Hendrix Showing Signs Of A Pro

STATEN ISLAND, NY - It hasn't been the swiftest or easiest transition for Jeff Hendrix numbers-wise at the professional level just yet but he is starting to prove he can make the necessary adjustments here in his debut season and it's his overall professionalism that has his coaches excited about his future.

Progression. That is what the 22-year-old centerfielder for the Staten Island Yankees baseball career has been all about.

Jeff Hendrix was an all-around athlete in his high school years, playing and excelling in football, basketball, and most obviously baseball. He had a ton of success on the Santiam Christian High School diamond. He won titles including all-league, all-state, and even Player of the Year in the Pacwest league in Oregon.

Despite the triumphs, Hendrix didn’t receive a scholarship offer to the D-1 school of his dreams, Oregon State. But that didn’t stop him. Hendrix became a baseball Beaver as a walk-on, and never looked back.

By his sophomore year in college, Hendrix put up some impressive numbers; he hit .351 for the year and had an on-base percentage of nearly .500. Between his offensive numbers and a good defensive game, Hendrix was the 39th round pick for the Kansas City Royals in 2014. But Hendrix opted to stay a year, a crucial decision for his future.

“I grew a lot that year on the field,” Hendrix said about his junior year at Oregon State. “It was hugely beneficial.”

Getting selected in the fourth round by the New York Yankees in the 2015 draft was just another step up the ladder for Hendrix.
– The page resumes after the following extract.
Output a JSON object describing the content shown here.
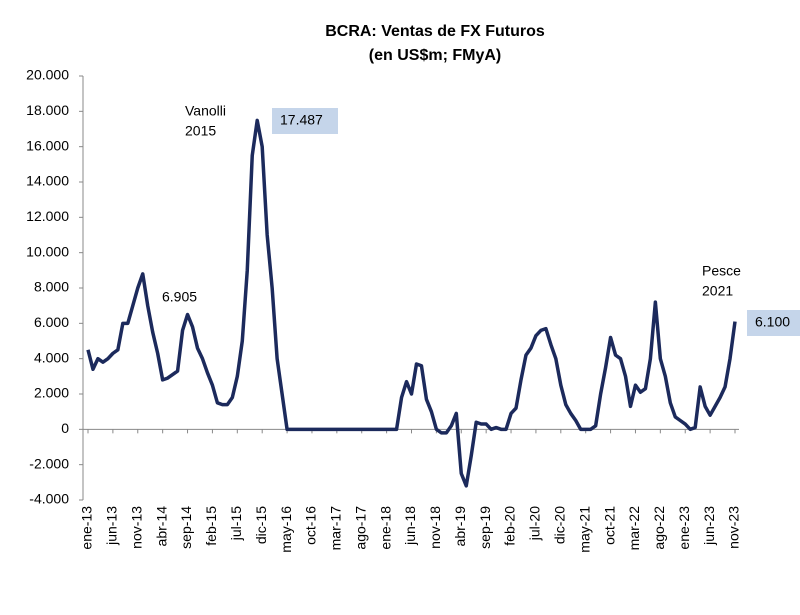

“The competition, every time you start moving up it’s always going to get better,” Hendrix said of adapting to this new level of play. “It’ll always be a little jump, but a big part of baseball is adjusting.”

It has been an adjustment at the professional level in the early going. He hit just .209 in the month of July and saw his batting average dip down to a season-low .213 at one point, but he's been picking up as of late.

He has hit safely in nine of his last ten games, hitting .333 during that stretch. Hendrix has not only adjusted halfway through his first season of professional ball, but is proving himself to manager Pat Osborn.

“He’s a hard worker, a great kid, tough as nails, and he is a very good centerfielder,” Osborn said talking about beginning of the season. “I’ve been very impressed.”

There is, however, a lot of room for improvement in all aspects of the 6-foot, lefty hitter’s game. Swinging a wood bat is still something Hendrix is trying to get used to. But once he gets comfortable, something he appears to be lately, putting up some better offensive numbers is something the coaching staff expects.

“Offensively, he still has a whole other world to open up,” Osborn said. “He likes to use the opposite field, but once he opens up the pull side, you’re looking at a guy who’s probably going to hit for some power because he’s a strong kid with good bat speed.”

Hendrix also said he is working on keeping his eyes in the zone and not chasing any pitches, something he has been struggling with.

Even though he is expected to hit for some power down the road, Osborn knows playing some small ball will definitely be a part of Hendrix’s game. Working on his bunting skills to get on base and using his speed to effectively steal bases is another aspect of his game Hendrix is focused on improving. Hendrix has stolen eight bases this season.

But Hendrix is willing to work, and is looking to keep climbing up to the top.

“I would like to say the sky’s the limit,” Hendrix said. “I’m just going to continue to work harder.”

And Osborn can expect that same kind of effort and attitude every time Hendrix steps onto the diamond, and it's those kind of intangibles and level of professionalism displayed so early in his career that has his coaches excited about his future.

“He’s the same guy every day, “ Osborn said. “Whether he’s doing well or bad, had a rough game or good game, he’s going to go out there and play good defense. He’s going to hustle. He’s going to have a positive attitude. He’s just on that even keel no matter what."